Soon after they arrived in Birmingham, they began working with the Woman’s Missionary Union and saw an opportunity to help provide a good education not just to children in Africa, but to children all over the world.
Bill also accepted a position as a professor of speech and religion at Samford University, which he held from 1977 until 1993.
Though they had not intended to remain state-side, Audrey said they felt a call to stay in Birmingham, just as they had felt a call in 1955 to work as missionaries.
Looking back on their life in Africa, they said they consider it their real home.

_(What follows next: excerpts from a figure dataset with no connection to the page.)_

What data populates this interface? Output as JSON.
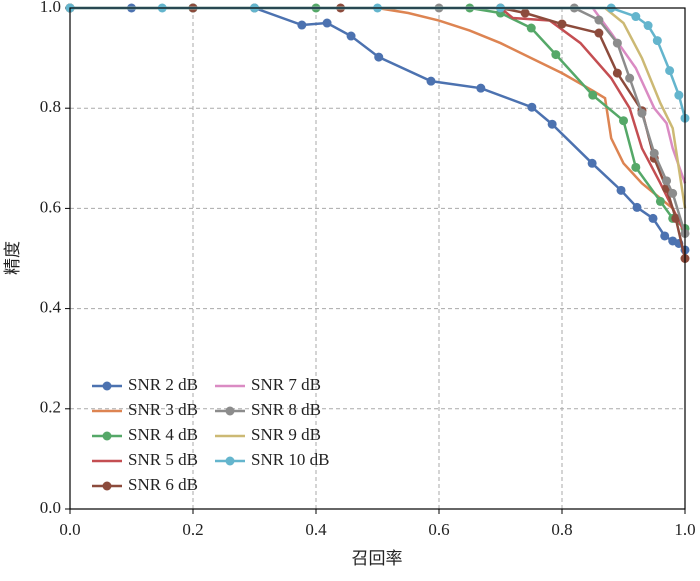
{
  "chart_data": {
    "type": "line",
    "xlabel": "召回率",
    "ylabel": "精度",
    "xlim": [
      0,
      1
    ],
    "ylim": [
      0,
      1
    ],
    "xticks": [
      {
        "value": 0,
        "label": "0.0"
      },
      {
        "value": 0.2,
        "label": "0.2"
      },
      {
        "value": 0.4,
        "label": "0.4"
      },
      {
        "value": 0.6,
        "label": "0.6"
      },
      {
        "value": 0.8,
        "label": "0.8"
      },
      {
        "value": 1,
        "label": "1.0"
      }
    ],
    "yticks": [
      {
        "value": 0,
        "label": "0.0"
      },
      {
        "value": 0.2,
        "label": "0.2"
      },
      {
        "value": 0.4,
        "label": "0.4"
      },
      {
        "value": 0.6,
        "label": "0.6"
      },
      {
        "value": 0.8,
        "label": "0.8"
      },
      {
        "value": 1,
        "label": "1.0"
      }
    ],
    "grid": true,
    "legend": "lower left",
    "series": [
      {
        "name": "SNR 2 dB",
        "color": "#4c72b0",
        "markers": true,
        "x": [
          0,
          0.1,
          0.2,
          0.3,
          0.377,
          0.418,
          0.457,
          0.502,
          0.587,
          0.668,
          0.751,
          0.784,
          0.849,
          0.896,
          0.922,
          0.948,
          0.967,
          0.98,
          0.99,
          1.0
        ],
        "values": [
          1,
          1,
          1,
          1,
          0.966,
          0.97,
          0.944,
          0.902,
          0.854,
          0.84,
          0.802,
          0.768,
          0.69,
          0.636,
          0.602,
          0.58,
          0.545,
          0.535,
          0.53,
          0.517
        ]
      },
      {
        "name": "SNR 3 dB",
        "color": "#dd8452",
        "markers": false,
        "x": [
          0,
          0.5,
          0.55,
          0.6,
          0.65,
          0.7,
          0.75,
          0.8,
          0.85,
          0.87,
          0.88,
          0.9,
          0.93,
          0.96,
          0.98,
          1.0
        ],
        "values": [
          1,
          1,
          0.99,
          0.975,
          0.955,
          0.93,
          0.9,
          0.87,
          0.835,
          0.82,
          0.74,
          0.69,
          0.65,
          0.62,
          0.6,
          0.55
        ]
      },
      {
        "name": "SNR 4 dB",
        "color": "#55a868",
        "markers": true,
        "x": [
          0,
          0.2,
          0.4,
          0.65,
          0.7,
          0.75,
          0.79,
          0.85,
          0.9,
          0.92,
          0.96,
          0.98,
          1.0
        ],
        "values": [
          1,
          1,
          1,
          1,
          0.99,
          0.96,
          0.907,
          0.826,
          0.775,
          0.682,
          0.614,
          0.58,
          0.56
        ]
      },
      {
        "name": "SNR 5 dB",
        "color": "#c44e52",
        "markers": false,
        "x": [
          0,
          0.7,
          0.72,
          0.78,
          0.83,
          0.88,
          0.91,
          0.93,
          0.96,
          0.98,
          1.0
        ],
        "values": [
          1,
          1,
          0.98,
          0.975,
          0.93,
          0.86,
          0.8,
          0.72,
          0.65,
          0.6,
          0.55
        ]
      },
      {
        "name": "SNR 6 dB",
        "color": "#8c4b3c",
        "markers": true,
        "x": [
          0,
          0.2,
          0.44,
          0.7,
          0.74,
          0.8,
          0.86,
          0.89,
          0.93,
          0.95,
          0.97,
          0.985,
          1.0
        ],
        "values": [
          1,
          1,
          1,
          1,
          0.99,
          0.968,
          0.95,
          0.87,
          0.795,
          0.7,
          0.64,
          0.58,
          0.5
        ]
      },
      {
        "name": "SNR 7 dB",
        "color": "#da8bc3",
        "markers": false,
        "x": [
          0,
          0.85,
          0.88,
          0.92,
          0.95,
          0.97,
          0.98,
          1.0
        ],
        "values": [
          1,
          1,
          0.95,
          0.88,
          0.8,
          0.77,
          0.72,
          0.65
        ]
      },
      {
        "name": "SNR 8 dB",
        "color": "#8c8c8c",
        "markers": true,
        "x": [
          0,
          0.3,
          0.6,
          0.82,
          0.86,
          0.89,
          0.91,
          0.93,
          0.95,
          0.97,
          0.98,
          1.0
        ],
        "values": [
          1,
          1,
          1,
          1,
          0.976,
          0.93,
          0.86,
          0.79,
          0.71,
          0.655,
          0.63,
          0.55
        ]
      },
      {
        "name": "SNR 9 dB",
        "color": "#ccb974",
        "markers": false,
        "x": [
          0,
          0.87,
          0.9,
          0.93,
          0.96,
          0.98,
          1.0
        ],
        "values": [
          1,
          1,
          0.97,
          0.9,
          0.81,
          0.76,
          0.6
        ]
      },
      {
        "name": "SNR 10 dB",
        "color": "#64b5cd",
        "markers": true,
        "x": [
          0,
          0.15,
          0.3,
          0.5,
          0.7,
          0.88,
          0.92,
          0.94,
          0.955,
          0.975,
          0.99,
          1.0
        ],
        "values": [
          1,
          1,
          1,
          1,
          1,
          1,
          0.983,
          0.965,
          0.935,
          0.875,
          0.826,
          0.78
        ]
      }
    ]
  }
}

“It was a quieter type of life,” Bill said. “There was more time to do things with your family and it was a good place to bring up our children. The people were warm and friendly and responded well to everything we did with the school.”
Though they are retired from missionary work, the legacy of that work lives on. The Cowleys are key interviewees in the documentary “The Disturbances,” which was made by Parham and released last year. Parham, who died last month, lived for a while as a child in Jos, his parents working as missionaries alongside the Cowleys.
Parham made it his mission to showcase the work of his parents, the Cowleys and many others during the 1966 genocide. Bill recalled Parham saying he didn’t remember much about the genocide, being about 12 years old at the time.
“He was curious about it. I remember he was always curious as a child,” Audrey said.